In San Francisco, engineering lab Otherlab has created a mycelium airplane capable of delivering up to 2 lbs of aid, such as blood and vaccines, to remote regions before biodegrading.
Resembling stealth fighters, the planes are a component of Otherlab’s APSARA (Aerial Platform Supporting Autonomous Resupply Actions) system, which leverages computational design to develop affordable aerial delivery vehicles.
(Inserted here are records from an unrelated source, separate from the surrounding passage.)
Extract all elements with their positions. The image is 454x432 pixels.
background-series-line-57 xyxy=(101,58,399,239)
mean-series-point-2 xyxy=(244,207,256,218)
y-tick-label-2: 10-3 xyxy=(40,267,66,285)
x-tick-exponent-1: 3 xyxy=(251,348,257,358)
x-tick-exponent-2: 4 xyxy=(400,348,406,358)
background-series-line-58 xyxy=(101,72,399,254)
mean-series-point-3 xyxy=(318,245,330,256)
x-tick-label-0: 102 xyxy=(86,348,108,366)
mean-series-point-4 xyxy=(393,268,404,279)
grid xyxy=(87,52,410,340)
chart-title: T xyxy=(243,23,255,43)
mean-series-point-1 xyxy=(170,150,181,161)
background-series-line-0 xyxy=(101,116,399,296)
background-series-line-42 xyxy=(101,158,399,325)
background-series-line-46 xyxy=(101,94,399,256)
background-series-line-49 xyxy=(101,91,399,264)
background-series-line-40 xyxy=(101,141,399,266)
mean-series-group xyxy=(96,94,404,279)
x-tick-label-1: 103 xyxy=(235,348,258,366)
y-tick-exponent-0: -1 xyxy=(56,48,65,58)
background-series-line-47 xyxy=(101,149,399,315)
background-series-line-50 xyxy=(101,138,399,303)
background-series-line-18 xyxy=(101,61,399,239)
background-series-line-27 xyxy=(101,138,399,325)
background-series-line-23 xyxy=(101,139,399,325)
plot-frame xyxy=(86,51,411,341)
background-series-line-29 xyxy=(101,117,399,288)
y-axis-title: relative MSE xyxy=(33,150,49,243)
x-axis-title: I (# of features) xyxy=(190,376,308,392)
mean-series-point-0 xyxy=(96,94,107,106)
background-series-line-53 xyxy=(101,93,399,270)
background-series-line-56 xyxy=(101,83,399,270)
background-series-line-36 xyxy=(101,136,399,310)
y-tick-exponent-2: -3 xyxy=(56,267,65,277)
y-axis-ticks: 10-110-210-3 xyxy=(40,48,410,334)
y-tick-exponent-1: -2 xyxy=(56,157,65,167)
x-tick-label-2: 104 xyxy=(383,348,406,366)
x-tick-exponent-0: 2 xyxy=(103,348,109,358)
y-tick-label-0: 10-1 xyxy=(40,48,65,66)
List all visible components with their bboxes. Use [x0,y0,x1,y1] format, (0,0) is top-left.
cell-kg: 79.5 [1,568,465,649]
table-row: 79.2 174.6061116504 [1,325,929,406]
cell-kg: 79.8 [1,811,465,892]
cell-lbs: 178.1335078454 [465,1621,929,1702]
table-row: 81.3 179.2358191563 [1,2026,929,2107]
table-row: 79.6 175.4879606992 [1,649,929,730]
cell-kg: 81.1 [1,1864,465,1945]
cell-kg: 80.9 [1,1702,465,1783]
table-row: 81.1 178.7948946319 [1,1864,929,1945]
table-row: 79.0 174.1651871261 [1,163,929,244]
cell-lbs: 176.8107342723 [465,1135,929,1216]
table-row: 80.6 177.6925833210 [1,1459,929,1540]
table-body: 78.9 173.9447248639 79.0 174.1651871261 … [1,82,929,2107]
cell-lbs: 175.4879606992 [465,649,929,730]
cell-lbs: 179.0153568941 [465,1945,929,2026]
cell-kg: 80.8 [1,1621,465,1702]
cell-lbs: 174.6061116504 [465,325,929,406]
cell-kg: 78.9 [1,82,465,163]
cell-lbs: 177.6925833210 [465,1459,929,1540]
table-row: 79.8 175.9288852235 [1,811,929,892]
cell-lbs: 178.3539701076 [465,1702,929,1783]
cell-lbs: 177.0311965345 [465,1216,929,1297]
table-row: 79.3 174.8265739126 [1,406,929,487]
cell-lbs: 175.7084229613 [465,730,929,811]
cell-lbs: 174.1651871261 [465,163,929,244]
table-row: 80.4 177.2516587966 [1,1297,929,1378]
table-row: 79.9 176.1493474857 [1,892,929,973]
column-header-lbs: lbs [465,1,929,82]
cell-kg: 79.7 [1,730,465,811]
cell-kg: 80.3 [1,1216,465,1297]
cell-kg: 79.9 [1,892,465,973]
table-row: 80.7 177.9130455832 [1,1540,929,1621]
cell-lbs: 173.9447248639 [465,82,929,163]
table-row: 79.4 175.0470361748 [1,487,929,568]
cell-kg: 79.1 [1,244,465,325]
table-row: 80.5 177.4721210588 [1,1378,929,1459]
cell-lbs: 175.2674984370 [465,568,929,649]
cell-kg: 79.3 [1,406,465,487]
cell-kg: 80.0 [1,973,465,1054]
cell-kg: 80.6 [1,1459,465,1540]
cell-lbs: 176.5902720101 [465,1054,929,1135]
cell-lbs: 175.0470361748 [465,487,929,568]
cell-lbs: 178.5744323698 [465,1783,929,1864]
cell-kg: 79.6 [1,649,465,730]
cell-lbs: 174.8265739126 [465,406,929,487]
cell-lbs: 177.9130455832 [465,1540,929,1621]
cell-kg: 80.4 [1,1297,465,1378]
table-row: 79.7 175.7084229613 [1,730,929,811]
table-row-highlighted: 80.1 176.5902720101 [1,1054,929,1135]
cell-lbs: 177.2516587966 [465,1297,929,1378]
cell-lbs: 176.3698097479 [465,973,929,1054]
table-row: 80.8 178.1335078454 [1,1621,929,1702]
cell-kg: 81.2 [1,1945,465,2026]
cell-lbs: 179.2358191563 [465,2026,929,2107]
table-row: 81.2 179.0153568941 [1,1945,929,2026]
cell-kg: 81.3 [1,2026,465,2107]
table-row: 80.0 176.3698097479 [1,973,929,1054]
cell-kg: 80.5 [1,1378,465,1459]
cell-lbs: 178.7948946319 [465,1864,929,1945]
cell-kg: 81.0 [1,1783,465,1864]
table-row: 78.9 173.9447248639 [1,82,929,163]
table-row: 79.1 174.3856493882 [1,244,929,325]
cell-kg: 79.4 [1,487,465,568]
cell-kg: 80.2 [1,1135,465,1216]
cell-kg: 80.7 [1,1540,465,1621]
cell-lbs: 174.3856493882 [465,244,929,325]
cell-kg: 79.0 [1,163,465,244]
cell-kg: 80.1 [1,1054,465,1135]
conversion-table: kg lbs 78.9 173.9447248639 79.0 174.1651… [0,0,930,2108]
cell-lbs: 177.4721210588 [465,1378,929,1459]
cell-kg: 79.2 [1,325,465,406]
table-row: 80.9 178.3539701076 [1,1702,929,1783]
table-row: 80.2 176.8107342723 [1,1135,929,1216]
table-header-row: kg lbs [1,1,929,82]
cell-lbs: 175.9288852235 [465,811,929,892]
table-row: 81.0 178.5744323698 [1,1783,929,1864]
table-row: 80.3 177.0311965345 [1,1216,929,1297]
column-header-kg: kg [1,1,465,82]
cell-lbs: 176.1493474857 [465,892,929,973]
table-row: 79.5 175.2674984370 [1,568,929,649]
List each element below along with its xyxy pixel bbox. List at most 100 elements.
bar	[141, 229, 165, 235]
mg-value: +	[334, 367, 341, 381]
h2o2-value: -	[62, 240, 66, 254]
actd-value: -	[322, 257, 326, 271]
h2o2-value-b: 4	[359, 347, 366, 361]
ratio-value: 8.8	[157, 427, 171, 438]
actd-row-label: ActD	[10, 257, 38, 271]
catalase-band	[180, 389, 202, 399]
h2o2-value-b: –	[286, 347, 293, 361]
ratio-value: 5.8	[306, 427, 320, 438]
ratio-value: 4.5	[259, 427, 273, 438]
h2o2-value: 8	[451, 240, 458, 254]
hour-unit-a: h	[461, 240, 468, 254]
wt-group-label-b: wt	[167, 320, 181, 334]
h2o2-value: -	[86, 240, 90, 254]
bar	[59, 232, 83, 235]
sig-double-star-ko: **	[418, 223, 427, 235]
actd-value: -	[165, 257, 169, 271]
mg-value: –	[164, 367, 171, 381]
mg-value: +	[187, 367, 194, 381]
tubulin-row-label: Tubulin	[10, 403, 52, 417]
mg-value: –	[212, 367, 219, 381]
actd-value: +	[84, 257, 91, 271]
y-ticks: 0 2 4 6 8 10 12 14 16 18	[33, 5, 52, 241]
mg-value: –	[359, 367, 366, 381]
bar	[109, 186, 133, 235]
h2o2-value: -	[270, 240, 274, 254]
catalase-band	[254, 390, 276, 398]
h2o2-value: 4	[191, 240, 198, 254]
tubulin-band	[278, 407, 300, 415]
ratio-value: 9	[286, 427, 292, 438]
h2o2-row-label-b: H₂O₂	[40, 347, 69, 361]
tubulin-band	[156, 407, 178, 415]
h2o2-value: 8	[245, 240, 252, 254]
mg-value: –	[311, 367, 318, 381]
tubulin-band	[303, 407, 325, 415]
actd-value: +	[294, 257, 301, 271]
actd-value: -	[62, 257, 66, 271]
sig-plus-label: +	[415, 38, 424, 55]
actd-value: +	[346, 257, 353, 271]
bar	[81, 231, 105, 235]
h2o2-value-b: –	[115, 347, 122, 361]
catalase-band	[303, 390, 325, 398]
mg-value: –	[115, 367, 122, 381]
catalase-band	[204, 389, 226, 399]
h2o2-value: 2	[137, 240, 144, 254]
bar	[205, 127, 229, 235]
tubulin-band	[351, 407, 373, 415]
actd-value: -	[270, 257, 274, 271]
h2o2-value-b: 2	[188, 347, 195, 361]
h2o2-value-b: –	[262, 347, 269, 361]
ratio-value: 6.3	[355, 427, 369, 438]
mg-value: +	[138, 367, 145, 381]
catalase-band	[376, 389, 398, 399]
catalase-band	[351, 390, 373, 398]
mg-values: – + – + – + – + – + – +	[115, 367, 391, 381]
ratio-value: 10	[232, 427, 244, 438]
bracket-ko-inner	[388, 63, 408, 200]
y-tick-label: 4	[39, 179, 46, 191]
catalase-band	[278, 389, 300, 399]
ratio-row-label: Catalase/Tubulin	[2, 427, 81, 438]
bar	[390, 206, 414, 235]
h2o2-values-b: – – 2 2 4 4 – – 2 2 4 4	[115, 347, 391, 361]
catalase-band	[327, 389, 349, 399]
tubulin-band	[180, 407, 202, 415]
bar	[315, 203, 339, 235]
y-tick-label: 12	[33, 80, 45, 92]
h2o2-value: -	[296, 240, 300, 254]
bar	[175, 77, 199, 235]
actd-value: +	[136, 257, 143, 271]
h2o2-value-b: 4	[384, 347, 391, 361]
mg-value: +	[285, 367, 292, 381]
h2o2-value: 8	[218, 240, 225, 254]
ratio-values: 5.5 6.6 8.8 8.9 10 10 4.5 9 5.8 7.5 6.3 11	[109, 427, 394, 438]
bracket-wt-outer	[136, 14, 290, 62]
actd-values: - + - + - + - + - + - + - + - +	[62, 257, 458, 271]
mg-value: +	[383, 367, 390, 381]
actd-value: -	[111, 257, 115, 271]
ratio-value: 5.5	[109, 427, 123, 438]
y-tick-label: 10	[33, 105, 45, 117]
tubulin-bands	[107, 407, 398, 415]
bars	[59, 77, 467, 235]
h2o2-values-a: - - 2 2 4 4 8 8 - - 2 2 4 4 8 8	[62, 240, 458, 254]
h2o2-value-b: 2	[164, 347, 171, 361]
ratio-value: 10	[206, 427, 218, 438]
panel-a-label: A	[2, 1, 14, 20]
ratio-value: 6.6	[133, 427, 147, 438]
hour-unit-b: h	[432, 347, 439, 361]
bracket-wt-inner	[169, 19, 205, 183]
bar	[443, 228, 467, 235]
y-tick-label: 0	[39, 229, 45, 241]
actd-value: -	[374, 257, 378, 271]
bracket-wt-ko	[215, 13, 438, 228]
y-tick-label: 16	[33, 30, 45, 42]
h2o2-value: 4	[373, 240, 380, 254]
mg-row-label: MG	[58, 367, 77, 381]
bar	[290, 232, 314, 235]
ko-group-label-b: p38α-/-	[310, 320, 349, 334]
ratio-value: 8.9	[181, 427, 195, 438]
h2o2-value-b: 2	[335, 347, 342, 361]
APSARA gliders are constructed from mycelium, a low-cost, biodegradable material engineered for aerodynamic performance and designed to break down within days.
Otherlab, however, opted to use heavy-duty cardboard as a practical substitute for testing. Each glider is equipped with self-steering capabilities, powered by readily available electronics, such as GPS, autopilot systems, compact servomechanisms, and a disposable battery.
“We designed these to be used in areas where existing infrastructure was insufficient to get critical items — blood, medical supplies and so on — to where they needed to be,” said Mikell Taylor, Otherlab’s team lead for the project. “We came up with a glider design because it seemed the most efficient for the application,” she said.
A conventional aircraft would ferry the APSARA glider part of the way before release. Factoring in the wind, the team believes it can hit a targeted radius of 33 feet.